Overall, he was satisfied that all issues raised could be accommodated in the trial process. There was nothing which had been identified which would undermine public confidence in the criminal justice system.
The appeal.
"…even if there was a question of law that comes within section 9(3) (c) of the 1987 Act and so this Court has jurisdiction to grant leave to appeal pursuant to section 9(11), there remains a further exercise of judgment that this court must make before it decides whether or not to do so. The right to have an interlocutory appeal remains an exceptional right in Crown Court trials… (Underlining provided)
" to allow amendments …in this case after a trial lasting some 10 days and which could only be proceeded with by ordering a retrial which would traverse the same ground as the first trial but on counts which the appellants were entitled to think had been withdrawn, did cause an injustice to the defendants…[and] should not have been allowed.
….some of the same factors were relevant in considering whether the amendments should be allowed as were relevant to considering whether the second trial was an abuse of process. For the reasons we have already given in relation to the amendment, we are of the view that the correct exercise of his jurisdiction at that stage would have been to halt that second trial…"
" First: it seems [provisionally] to me that the proper order to decide the applications is:
1. No case. Should I be of the view that a D has no case to answer I should direct a verdict rather than discharge or stay.
2. Abuse: again because that could finally resolve the case for a defendant; and finally
3. Discharge jury.
I'll hear submissions if anyone disagrees with that order.
Secondly: it seems to me [again VERY provisionally] That there is some force in the Lime fraud point, speaking as the judge in Shillam and Read & Robb I am sensitive to the point."

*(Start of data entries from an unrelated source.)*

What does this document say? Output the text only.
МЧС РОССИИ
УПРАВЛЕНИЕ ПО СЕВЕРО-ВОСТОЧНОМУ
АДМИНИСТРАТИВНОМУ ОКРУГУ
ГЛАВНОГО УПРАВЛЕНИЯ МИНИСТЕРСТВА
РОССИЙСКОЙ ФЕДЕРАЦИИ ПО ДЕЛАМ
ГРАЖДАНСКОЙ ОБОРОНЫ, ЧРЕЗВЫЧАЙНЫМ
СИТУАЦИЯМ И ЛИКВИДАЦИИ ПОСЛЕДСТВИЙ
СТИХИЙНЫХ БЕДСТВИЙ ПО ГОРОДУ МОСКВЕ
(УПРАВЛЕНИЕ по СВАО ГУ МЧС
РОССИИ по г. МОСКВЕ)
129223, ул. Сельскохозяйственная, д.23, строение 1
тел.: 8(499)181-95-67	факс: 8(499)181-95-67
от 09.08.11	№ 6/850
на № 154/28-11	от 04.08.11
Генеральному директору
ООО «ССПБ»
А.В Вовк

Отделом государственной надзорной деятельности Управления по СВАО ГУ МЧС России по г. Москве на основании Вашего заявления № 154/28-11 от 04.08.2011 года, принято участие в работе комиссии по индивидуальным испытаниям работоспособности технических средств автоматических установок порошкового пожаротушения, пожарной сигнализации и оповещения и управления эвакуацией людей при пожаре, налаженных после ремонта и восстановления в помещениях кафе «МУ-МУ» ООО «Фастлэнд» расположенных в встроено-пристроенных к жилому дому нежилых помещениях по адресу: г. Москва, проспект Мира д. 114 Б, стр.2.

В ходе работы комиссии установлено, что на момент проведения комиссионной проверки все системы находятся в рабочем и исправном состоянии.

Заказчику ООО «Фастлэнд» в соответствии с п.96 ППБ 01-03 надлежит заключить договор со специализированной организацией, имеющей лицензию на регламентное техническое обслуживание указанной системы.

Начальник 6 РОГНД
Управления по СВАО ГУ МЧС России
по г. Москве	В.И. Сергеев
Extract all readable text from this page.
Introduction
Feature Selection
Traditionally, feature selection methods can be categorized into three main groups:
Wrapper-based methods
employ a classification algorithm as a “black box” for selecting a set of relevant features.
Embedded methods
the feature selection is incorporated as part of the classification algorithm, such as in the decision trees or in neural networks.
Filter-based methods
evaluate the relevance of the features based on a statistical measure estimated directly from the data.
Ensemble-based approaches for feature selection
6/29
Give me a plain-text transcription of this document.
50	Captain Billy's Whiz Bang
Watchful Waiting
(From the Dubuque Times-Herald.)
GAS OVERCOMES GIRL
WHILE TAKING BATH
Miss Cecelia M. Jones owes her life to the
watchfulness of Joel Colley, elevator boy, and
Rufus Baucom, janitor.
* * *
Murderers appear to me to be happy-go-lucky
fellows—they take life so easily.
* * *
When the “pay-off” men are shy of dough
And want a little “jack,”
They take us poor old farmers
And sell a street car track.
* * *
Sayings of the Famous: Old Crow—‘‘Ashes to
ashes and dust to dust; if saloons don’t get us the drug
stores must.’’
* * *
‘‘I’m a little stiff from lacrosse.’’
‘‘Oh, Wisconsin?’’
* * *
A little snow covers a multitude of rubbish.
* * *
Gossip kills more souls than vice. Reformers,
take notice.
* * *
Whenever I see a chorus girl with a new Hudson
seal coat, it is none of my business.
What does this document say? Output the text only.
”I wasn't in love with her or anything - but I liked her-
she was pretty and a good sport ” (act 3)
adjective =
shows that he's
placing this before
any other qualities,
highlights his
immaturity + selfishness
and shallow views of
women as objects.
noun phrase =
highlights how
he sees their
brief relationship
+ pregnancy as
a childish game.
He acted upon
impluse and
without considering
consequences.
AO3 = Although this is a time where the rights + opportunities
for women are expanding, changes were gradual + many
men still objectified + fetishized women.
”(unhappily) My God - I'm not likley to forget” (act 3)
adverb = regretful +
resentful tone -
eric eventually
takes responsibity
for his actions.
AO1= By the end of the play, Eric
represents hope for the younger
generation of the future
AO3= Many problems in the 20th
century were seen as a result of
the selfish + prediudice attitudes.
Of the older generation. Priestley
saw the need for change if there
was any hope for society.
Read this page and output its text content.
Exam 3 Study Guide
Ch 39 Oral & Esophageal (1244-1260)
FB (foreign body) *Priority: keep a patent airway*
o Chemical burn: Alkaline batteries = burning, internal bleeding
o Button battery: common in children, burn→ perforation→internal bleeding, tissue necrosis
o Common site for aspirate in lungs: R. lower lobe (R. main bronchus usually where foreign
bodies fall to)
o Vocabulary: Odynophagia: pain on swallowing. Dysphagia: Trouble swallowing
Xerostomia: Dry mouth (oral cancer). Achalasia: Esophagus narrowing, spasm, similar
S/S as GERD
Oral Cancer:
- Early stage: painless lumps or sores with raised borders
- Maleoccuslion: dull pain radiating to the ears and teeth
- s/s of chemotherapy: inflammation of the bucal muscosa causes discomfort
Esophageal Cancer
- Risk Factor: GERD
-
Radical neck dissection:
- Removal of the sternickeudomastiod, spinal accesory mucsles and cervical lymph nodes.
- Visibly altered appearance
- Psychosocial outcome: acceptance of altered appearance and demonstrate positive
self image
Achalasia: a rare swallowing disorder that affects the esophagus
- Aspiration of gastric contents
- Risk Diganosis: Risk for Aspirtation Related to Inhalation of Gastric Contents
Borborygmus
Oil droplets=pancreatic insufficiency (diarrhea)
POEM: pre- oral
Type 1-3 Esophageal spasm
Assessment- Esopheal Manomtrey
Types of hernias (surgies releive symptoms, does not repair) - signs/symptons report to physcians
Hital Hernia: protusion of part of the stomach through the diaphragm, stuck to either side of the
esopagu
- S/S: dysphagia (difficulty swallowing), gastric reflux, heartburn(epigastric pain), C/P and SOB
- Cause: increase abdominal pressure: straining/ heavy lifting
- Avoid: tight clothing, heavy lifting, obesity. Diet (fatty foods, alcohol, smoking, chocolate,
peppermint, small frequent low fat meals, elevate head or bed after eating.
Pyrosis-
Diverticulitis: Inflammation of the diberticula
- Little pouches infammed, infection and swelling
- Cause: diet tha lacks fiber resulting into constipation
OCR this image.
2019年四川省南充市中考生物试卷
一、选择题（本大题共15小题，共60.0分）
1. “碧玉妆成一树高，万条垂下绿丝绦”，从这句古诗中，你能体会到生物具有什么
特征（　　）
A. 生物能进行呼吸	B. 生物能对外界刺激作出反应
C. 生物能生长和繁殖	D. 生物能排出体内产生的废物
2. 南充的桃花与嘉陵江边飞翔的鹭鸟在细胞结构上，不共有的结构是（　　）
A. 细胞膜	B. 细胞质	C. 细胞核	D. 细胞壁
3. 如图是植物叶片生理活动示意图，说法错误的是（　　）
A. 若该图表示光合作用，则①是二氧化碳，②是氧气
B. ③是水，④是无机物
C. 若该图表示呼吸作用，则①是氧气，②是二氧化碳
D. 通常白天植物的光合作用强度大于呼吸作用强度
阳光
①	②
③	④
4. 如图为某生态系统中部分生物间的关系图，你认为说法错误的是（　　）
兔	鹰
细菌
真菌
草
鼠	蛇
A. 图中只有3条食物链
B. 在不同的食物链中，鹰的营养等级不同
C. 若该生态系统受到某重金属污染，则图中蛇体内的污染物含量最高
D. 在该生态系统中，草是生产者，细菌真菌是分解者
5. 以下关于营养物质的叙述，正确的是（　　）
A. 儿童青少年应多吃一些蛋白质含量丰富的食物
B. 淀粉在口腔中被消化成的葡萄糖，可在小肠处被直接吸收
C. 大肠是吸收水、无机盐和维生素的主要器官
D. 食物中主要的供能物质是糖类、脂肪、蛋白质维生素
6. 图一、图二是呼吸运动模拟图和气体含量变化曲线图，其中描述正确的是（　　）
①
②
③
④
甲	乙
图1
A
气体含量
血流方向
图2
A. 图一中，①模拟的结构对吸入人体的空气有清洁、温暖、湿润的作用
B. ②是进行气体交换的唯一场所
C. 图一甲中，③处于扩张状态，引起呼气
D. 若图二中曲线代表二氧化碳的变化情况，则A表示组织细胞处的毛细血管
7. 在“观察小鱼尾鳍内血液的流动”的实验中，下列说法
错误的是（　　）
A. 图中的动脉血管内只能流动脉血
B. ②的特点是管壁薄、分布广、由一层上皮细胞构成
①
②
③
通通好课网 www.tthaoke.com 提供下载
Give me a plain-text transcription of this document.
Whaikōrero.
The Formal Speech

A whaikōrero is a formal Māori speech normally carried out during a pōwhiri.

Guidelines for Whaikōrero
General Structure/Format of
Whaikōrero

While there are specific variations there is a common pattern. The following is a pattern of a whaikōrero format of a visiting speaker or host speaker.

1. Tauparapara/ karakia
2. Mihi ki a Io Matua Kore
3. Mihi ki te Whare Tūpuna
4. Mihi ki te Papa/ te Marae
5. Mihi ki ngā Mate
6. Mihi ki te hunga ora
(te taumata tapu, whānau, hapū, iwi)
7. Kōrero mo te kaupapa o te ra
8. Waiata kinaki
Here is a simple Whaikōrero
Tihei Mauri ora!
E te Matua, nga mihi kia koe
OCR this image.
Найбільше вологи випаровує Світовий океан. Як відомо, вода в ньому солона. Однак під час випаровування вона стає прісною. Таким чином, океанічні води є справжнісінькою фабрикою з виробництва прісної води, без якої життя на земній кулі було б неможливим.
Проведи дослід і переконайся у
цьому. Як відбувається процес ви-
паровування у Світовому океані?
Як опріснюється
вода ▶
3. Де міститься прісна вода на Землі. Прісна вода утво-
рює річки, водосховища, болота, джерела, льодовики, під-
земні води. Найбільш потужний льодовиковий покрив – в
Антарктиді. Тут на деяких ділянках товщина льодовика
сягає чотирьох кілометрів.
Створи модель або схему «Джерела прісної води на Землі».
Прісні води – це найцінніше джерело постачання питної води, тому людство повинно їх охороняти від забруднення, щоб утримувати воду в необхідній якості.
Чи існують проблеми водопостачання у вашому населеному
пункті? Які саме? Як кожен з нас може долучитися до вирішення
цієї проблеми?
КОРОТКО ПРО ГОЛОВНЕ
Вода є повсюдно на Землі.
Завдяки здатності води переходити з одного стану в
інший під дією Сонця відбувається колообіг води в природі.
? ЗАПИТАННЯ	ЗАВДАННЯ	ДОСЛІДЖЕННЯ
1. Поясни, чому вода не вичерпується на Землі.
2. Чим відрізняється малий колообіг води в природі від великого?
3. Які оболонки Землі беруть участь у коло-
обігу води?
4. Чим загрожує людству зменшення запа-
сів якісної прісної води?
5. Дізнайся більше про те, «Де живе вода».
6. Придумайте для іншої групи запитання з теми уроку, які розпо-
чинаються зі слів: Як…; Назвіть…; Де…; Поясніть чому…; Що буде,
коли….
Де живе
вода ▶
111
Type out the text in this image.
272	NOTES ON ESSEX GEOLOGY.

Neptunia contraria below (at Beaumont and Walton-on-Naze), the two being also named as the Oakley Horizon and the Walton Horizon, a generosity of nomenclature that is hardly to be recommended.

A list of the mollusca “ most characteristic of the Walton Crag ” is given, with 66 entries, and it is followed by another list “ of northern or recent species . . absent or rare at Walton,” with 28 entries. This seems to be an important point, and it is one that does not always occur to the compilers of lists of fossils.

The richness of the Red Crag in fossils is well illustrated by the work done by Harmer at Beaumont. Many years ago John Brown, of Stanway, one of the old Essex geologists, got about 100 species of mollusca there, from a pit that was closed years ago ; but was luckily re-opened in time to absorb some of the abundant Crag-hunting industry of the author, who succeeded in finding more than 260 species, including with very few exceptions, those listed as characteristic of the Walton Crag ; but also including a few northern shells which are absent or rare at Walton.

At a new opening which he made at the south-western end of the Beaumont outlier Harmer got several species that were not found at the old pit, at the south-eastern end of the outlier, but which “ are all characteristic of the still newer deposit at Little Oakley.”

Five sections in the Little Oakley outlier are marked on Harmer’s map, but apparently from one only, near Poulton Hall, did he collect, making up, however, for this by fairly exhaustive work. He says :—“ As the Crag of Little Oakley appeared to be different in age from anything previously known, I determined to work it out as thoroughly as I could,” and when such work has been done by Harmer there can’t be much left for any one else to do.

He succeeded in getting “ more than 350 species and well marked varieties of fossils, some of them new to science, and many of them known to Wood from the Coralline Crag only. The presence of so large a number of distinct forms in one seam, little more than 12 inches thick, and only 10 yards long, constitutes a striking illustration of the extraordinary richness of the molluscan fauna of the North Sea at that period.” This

"22 Like any judgment, the judgment of the Deputy Judge has to be read as a whole, and having regard to its context and structure. The task facing a judge is not to pass an examination, or to prepare a detailed legal or factual analysis of all the evidence and submissions he has heard. Essentially, the judicial task is twofold: to enable the parties to understand why they have won or lost; and to provide sufficient detail and analysis to enable an appellate court to decide whether or not the judgment is sustainable. The judge need not slavishly restate either the facts, the arguments or the law. To adopt the striking metaphor of Mostyn J in SP v EB and KP [2014] EWHC 3964 (Fam), [2016] 1 FLR 228, para 29, there is no need for the judge to "incant mechanically" passages from the authorities, the evidence or the submissions, as if he were "a pilot going through the pre-flight checklist."